A diseased valve can never be restored to its normal functions, and the shorter and more gushing the murmur the more extensive the regurgitation. The effects of the regurgitation must be carefully estimated before a prognosis can be given in any case. When one aortic flap is puckered and shrunken, the other two may elongate and compensate for the patency. But this occurs only in very young subjects.

Aortic regurgitation is, however, more serious in the very young than in adults. In children the valvular changes are less atrophic and more inflammatory in character.

Where the disease is met with in middle life, in those who daily undergo severe mental or bodily strain, the prognosis is unfavorable. And when in such patients there are the evidences of arterial degeneration or a tendency to it, the dangers are greatly increased, for the hypertrophied ventricle drives out the blood from its dilated cavity with greater than the normal force, and the vessels being weakened there is great danger of their rupture; hence the frequent occurrence of apoplexy and infarctions. In the very old I have seen aortic incompetence last a long time and cause little inconvenience.

Again, the prognosis is bad when cyanosis and dropsy result from the failure of a dilated and hypertrophied left ventricle to empty itself. This weakness is the result of that interference with the coronary circulation which brings about impaired nutrition, and therefore degeneration of the heart-walls.
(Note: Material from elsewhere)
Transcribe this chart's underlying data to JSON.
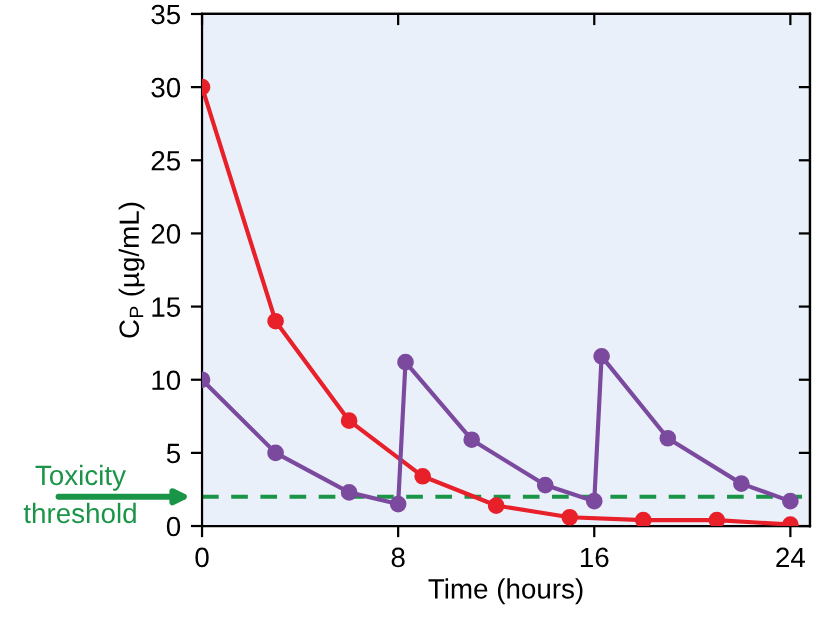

When mitral insufficiency is secondarily induced, then obstruction to the systemic circulation leads to induration of the liver and kidneys, which interferes with the performance of their functions and hastens the fatal issue.

Sudden rupture of a valve or valvular disease that has developed very rapidly is more dangerous than when the valvular insufficiency is slowly developed. The flap or flaps involved can sometimes be determined during life, and then the prognosis will be more or less favorable according as the anterior or posterior are incompetent. In all cases the prognosis depends more upon the condition of the heart-walls and on the general nutrition than upon any other element.

When aortic regurgitation is complicated by aortic stenosis, mitral regurgitation, or by the vascular and visceral conditions resulting from the derangement of the circulation, the prognosis is exceedingly unfavorable. Death may result from embolism, apoplexy, dropsy, pulmonary oedema, from sudden cardiac insufficiency, or from visceral complications. When the radial impulse is felt a little after the apex-beat, it is always important to determine whether the action of the heart remains regular under mental excitement or violent physical exertion: if it does, the prognosis is far better than when it becomes irregular.

Mitral stenosis admits of but slight compensation; if extensive, it is always a grave disease. The prognosis in any case can be estimated by the severity of the thoracic symptoms. When physical exertion greatly exacerbates the thoracic symptoms, the prognosis is especially bad; for during violent exercise such patients are not only liable to pulmonary congestion and oedema, but to pulmonary infarctions and pulmonary apoplexy with large extravasations.

Where mitral stenosis is extensive it ranks next to aortic regurgitation in its danger of sudden death. The statistics furnished by Bellevue Hospital show sudden death to occur as often in mitral stenosis as in aortic reflux.

Congenital mitral stenosis is not dangerous, and does not cause much embarrassment, for it is invariably associated with hyperplasia of the pulmonary arterial system. The later in life mitral stenosis occurs, the more unfavorable the prognosis.